Wednesday 24 April 2013

Animatic

Once the storyboard was complete, I moved the key frames around in Maya and created the animatic. By making the animatic I could focus just on timing of the whole animation without worry about animation principles and other stuff. To make the animatic to work I had to add few more poses, because once I moved the key frames around, the Fly was flipping in between the keys. Once everything was cleaned up I focused on animating the background. I've done it in After Effects and I took the time to make it look good as I'm going to use it in the final animation.


Tuesday 16 April 2013

Storyboard

Now it was the time to work on a story. It was quite difficult to think of a way to transfer from one environment to another, but in the end I thought of a way to do it.

The animation will start in the ruins. The character will enter the shot and will be looking for something. Can't find it. Gets angry and hits the pail. By hitting the pail the whole background breaks like a mirror. The fly is scared and flies off the screen while the background is collapsing revealing new fresh background. The fly is landing in the new environment. It looks happy and flies away into the distance.

I decided to make the storyboard in Maya. That way I can set key on every pose, which will help me in animation process.

As for the background, I had to create it in Photoshop. First I found an image of a broken mirror.


Then I added a cut and resized image of the background for each broken piece. Every piece is on a separate layer, so they all can fall in a realistic way.


And here is the final storyboard:


Motion Blur

In the meantime, I noticed that my early tests of the fly movement don't have any motion blur. Especially when the wings are flapping.

Therefore I decided to make a motion blur test.

To make this process as quick as possible I created a motion vector render layer and used it in Nuke to create motion blur.

I played around with different values of the blur and it's there except the wings.


I think the problem is because the wings are to far apart between every frame.

So I decided to make a motion blur in Maya.

It took four times longer than a regular render, but the result was good.


Then I did a test on the final scene and see how long are the render times.

Rendering on my machine was definitely too long and the whole 30 second animation wouldn't render in time for the deadline.


I have two options to speed up the render times.

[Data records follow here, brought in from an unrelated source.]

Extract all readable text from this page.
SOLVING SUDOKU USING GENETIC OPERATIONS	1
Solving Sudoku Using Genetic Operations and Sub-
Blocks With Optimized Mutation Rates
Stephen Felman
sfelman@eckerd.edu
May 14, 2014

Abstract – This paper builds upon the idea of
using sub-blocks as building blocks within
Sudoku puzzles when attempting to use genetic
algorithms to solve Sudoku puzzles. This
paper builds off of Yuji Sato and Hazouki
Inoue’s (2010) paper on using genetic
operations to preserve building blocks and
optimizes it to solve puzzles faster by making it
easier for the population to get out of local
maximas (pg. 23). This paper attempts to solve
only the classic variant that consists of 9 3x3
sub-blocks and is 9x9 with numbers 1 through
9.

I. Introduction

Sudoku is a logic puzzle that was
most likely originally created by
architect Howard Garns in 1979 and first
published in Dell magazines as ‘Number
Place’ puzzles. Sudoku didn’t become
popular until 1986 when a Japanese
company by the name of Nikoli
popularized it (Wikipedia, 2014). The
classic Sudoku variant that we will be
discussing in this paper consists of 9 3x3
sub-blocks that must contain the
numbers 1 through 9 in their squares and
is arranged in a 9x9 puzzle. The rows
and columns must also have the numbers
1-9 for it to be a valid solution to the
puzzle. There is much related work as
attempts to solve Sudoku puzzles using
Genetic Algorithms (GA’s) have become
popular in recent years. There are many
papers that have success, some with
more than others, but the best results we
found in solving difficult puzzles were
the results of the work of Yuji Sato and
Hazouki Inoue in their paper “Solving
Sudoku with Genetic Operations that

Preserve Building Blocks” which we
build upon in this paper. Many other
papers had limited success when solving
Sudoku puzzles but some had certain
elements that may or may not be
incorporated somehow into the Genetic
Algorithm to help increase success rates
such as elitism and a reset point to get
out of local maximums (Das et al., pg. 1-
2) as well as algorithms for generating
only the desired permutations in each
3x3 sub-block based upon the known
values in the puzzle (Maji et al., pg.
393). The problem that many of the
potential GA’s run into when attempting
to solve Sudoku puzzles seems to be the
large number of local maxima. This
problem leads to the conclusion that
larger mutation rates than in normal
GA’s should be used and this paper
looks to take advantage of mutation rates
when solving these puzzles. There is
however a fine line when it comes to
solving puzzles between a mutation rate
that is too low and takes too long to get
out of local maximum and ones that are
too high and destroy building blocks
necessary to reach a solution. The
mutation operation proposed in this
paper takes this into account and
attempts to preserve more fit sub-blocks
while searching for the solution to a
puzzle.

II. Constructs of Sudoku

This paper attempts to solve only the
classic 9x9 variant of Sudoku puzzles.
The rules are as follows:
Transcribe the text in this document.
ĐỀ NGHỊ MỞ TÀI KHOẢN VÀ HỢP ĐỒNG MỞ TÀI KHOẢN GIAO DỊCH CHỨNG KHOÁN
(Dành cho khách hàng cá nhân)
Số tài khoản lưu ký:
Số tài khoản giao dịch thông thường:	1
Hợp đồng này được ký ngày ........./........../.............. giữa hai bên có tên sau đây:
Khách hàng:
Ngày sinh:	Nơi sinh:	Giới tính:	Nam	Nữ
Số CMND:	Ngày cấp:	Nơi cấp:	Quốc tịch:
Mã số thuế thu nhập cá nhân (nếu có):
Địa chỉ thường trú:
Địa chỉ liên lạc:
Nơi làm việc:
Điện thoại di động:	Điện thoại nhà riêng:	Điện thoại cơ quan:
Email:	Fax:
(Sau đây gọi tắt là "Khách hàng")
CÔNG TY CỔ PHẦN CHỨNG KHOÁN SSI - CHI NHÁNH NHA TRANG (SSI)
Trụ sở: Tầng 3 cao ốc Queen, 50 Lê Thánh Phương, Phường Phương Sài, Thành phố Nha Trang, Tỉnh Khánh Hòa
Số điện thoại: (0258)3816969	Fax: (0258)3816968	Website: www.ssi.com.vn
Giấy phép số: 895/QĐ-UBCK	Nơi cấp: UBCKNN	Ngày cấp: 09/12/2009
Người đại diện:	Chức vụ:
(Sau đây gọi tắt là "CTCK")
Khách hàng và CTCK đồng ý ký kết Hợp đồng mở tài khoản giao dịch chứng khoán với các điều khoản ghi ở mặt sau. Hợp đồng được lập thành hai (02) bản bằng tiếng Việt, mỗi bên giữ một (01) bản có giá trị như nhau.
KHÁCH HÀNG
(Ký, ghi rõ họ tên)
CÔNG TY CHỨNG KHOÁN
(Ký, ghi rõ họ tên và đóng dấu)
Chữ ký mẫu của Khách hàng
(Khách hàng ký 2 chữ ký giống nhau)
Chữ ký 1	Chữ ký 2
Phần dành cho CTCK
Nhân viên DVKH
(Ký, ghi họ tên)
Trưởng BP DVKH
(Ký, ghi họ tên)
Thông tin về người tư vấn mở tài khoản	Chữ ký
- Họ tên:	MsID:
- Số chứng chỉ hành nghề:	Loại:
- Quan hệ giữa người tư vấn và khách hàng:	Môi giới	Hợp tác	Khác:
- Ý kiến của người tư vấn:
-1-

Use the render farm or change the light setting.

Sunday 14 April 2013

Setting Up the Scene Render Layers

First of all, I built the ground geometry for the shadow and ambient occlusion layer. For the ruins scene it was quite challenging as I had to model not only the ground, but also the back wall and all bigger stones and pails on the ground. It wasn't necessary to model every single stone, because the shadow will be blurred and won't be completely black.


For the field scene it was much simpler. I could create only one nurbs plane and model it to align with the image. There was one difficulty though. It was hard to make sure the depth is accurate, so I went to the location and spend good couple of hour there trying to remember the topography of the area.


While solving render layers problems before, I created them and they were working. To save time and make sure they will work again, I didn't create new scene but imported everything to the working scene and just added stuff I need for each render layer.

So in the end I had eight render layers plus master beauty.